Services Provided: Graphic Design, Type Design, Publication Design
While working as a publication designer for FriesenPress, I was assigned with the task of designing cover artwork for the book, Bike with your Dog.
I faced one main challenge during the production of this project:
1. Forming a creative and unique concept under an extremely tight timeline.
More often than not, I would be provided photos by authors to use for their book cover image and more often than not those images would be too low res to completely fill a 6" x 9" surface area. Since this sort of situation became such a regular occurrence, I became extremely efficient at thinking on the fly and coming up with creative alternatives that would still make the author happy and at the same time follow all the essential publishing guidelines and rules. The book, Bike with your Dog, was exactly one of these moments. The author, Leslie, supplied me with an adorable photo of her and her dog biking together, but when I imported the picture into photoshop to assess the image's resolution, the photo ended up being extremely small and unusable to fill the entire cover as the author had requested. With this knowledge at hand, I followed up with the author and asked if she had the original image, but unfortunately, that was the only copy she had. At this point in the process, I told the author that we needed to reapproach the book cover's direction. Out of ideas, Leslie decided to leave the cover's conceptual development in my capable hands — her only request was to keep the cover simple and clean (she didn't want the cover to be too busy).

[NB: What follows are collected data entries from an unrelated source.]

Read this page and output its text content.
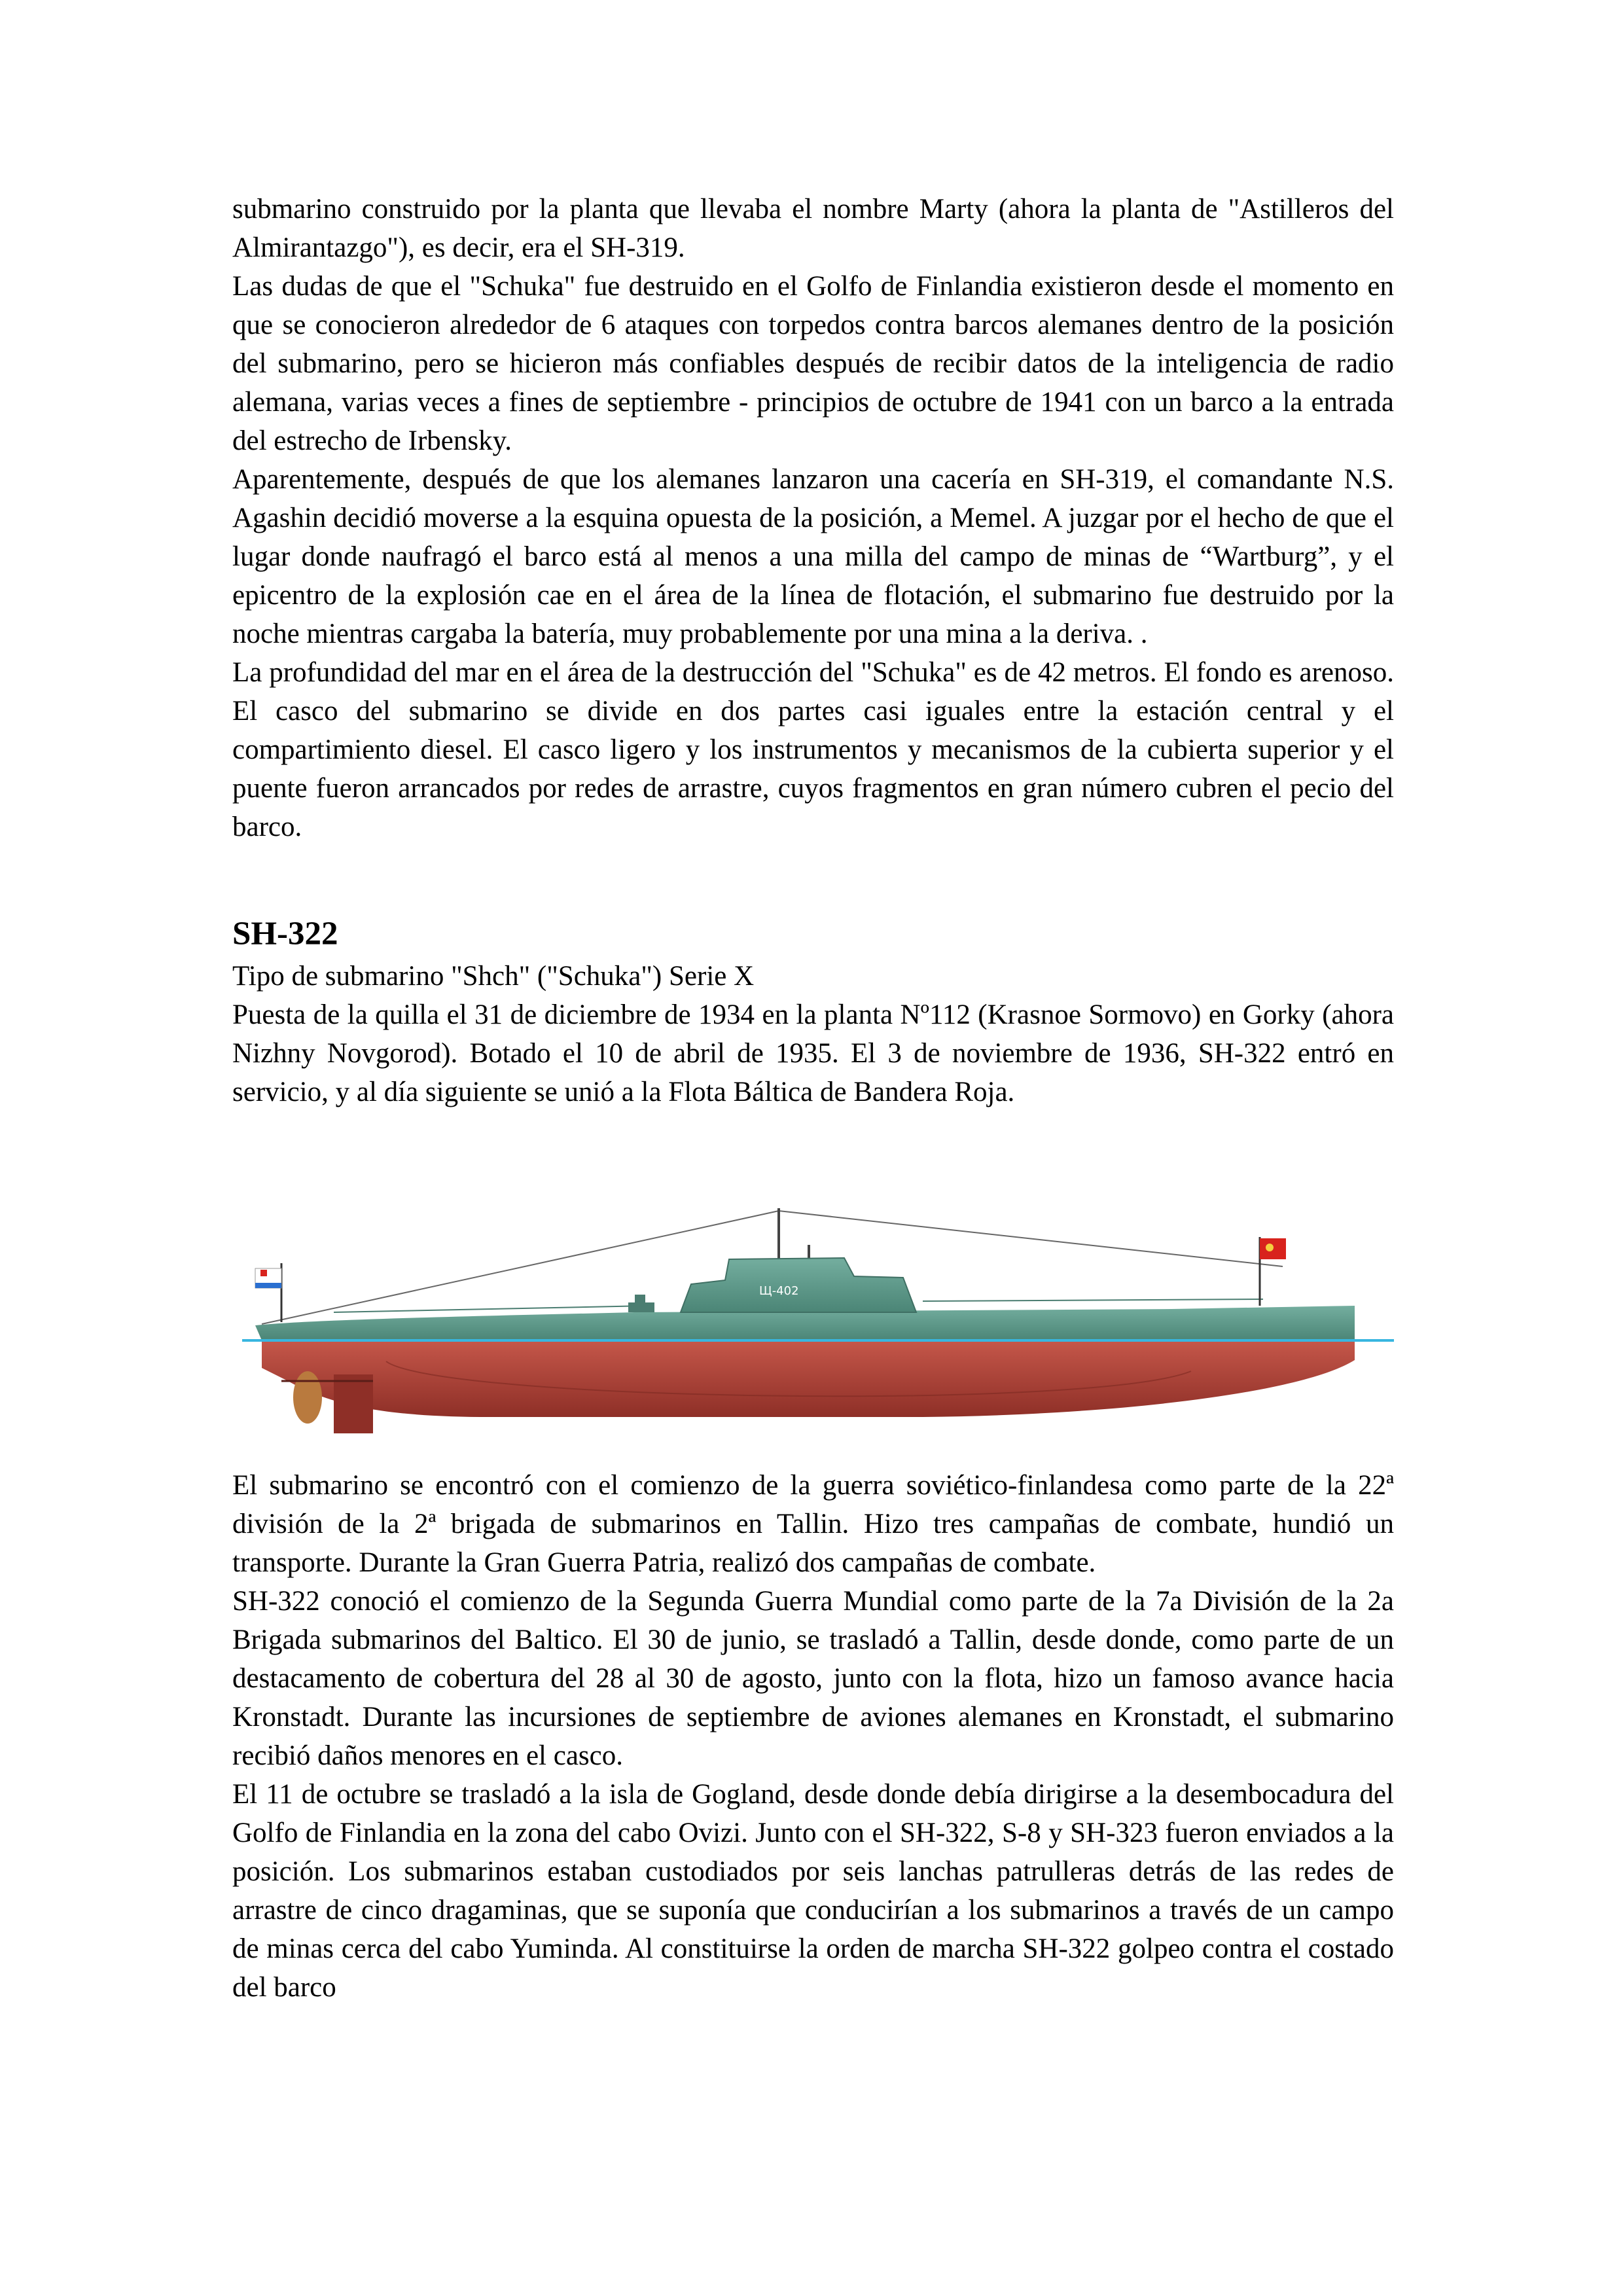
submarino construido por la planta que llevaba el nombre Marty (ahora la planta de "Astilleros del Almirantazgo"), es decir, era el SH-319.

Las dudas de que el "Schuka" fue destruido en el Golfo de Finlandia existieron desde el momento en que se conocieron alrededor de 6 ataques con torpedos contra barcos alemanes dentro de la posición del submarino, pero se hicieron más confiables después de recibir datos de la inteligencia de radio alemana, varias veces a fines de septiembre - principios de octubre de 1941 con un barco a la entrada del estrecho de Irbensky.

Aparentemente, después de que los alemanes lanzaron una cacería en SH-319, el comandante N.S. Agashin decidió moverse a la esquina opuesta de la posición, a Memel. A juzgar por el hecho de que el lugar donde naufragó el barco está al menos a una milla del campo de minas de “Wartburg”, y el epicentro de la explosión cae en el área de la línea de flotación, el submarino fue destruido por la noche mientras cargaba la batería, muy probablemente por una mina a la deriva. .

La profundidad del mar en el área de la destrucción del "Schuka" es de 42 metros. El fondo es arenoso. El casco del submarino se divide en dos partes casi iguales entre la estación central y el compartimiento diesel. El casco ligero y los instrumentos y mecanismos de la cubierta superior y el puente fueron arrancados por redes de arrastre, cuyos fragmentos en gran número cubren el pecio del barco.

SH-322

Tipo de submarino "Shch" ("Schuka") Serie X

Puesta de la quilla el 31 de diciembre de 1934 en la planta Nº112 (Krasnoe Sormovo) en Gorky (ahora Nizhny Novgorod). Botado el 10 de abril de 1935. El 3 de noviembre de 1936, SH-322 entró en servicio, y al día siguiente se unió a la Flota Báltica de Bandera Roja.

Щ-402

El submarino se encontró con el comienzo de la guerra soviético-finlandesa como parte de la 22ª división de la 2ª brigada de submarinos en Tallin. Hizo tres campañas de combate, hundió un transporte. Durante la Gran Guerra Patria, realizó dos campañas de combate.

SH-322 conoció el comienzo de la Segunda Guerra Mundial como parte de la 7a División de la 2a Brigada submarinos del Baltico. El 30 de junio, se trasladó a Tallin, desde donde, como parte de un destacamento de cobertura del 28 al 30 de agosto, junto con la flota, hizo un famoso avance hacia Kronstadt. Durante las incursiones de septiembre de aviones alemanes en Kronstadt, el submarino recibió daños menores en el casco.

El 11 de octubre se trasladó a la isla de Gogland, desde donde debía dirigirse a la desembocadura del Golfo de Finlandia en la zona del cabo Ovizi. Junto con el SH-322, S-8 y SH-323 fueron enviados a la posición. Los submarinos estaban custodiados por seis lanchas patrulleras detrás de las redes de arrastre de cinco dragaminas, que se suponía que conducirían a los submarinos a través de un campo de minas cerca del cabo Yuminda. Al constituirse la orden de marcha SH-322 golpeo contra el costado del barco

With a completely blank slate to work with and a very pressing deadline ahead of me, I had to think smart and I had to think fast. I held a very brief brainstorm session between me, my pen, and notebook, and landed on the idea of developing a black and white typographic cover. As soon as I made this decision, I instantly began visualizing a font developed out of bike parts. Fixated on this concept, I searched the web for bike fonts and to my surprise, I didn't find anything that matched my vision, so I switched gears and made the decision to create my own font. I strategically constructed the letters within the word 'bike,' out of bicycle parts — each letter focused on a different portion. The conceptual direction that I lead the book in was a bit of a risk (there was a good chance that the author may not like it), but my fallback plan if she didn't like it, was that I could always develop the same cover, only without the custom bike font. Thankfully Leslie ended up loving the cover. She was blown away by how much consideration and thought I put into her book and in the end, Leslie viewed her photo setback as a blessing in disguise — she ended up loving the new direction even more.
The bike font was the face of Leslie's self-published FriesenPress book and was also branded on printed materials such as postcards, posters, and bookmarks.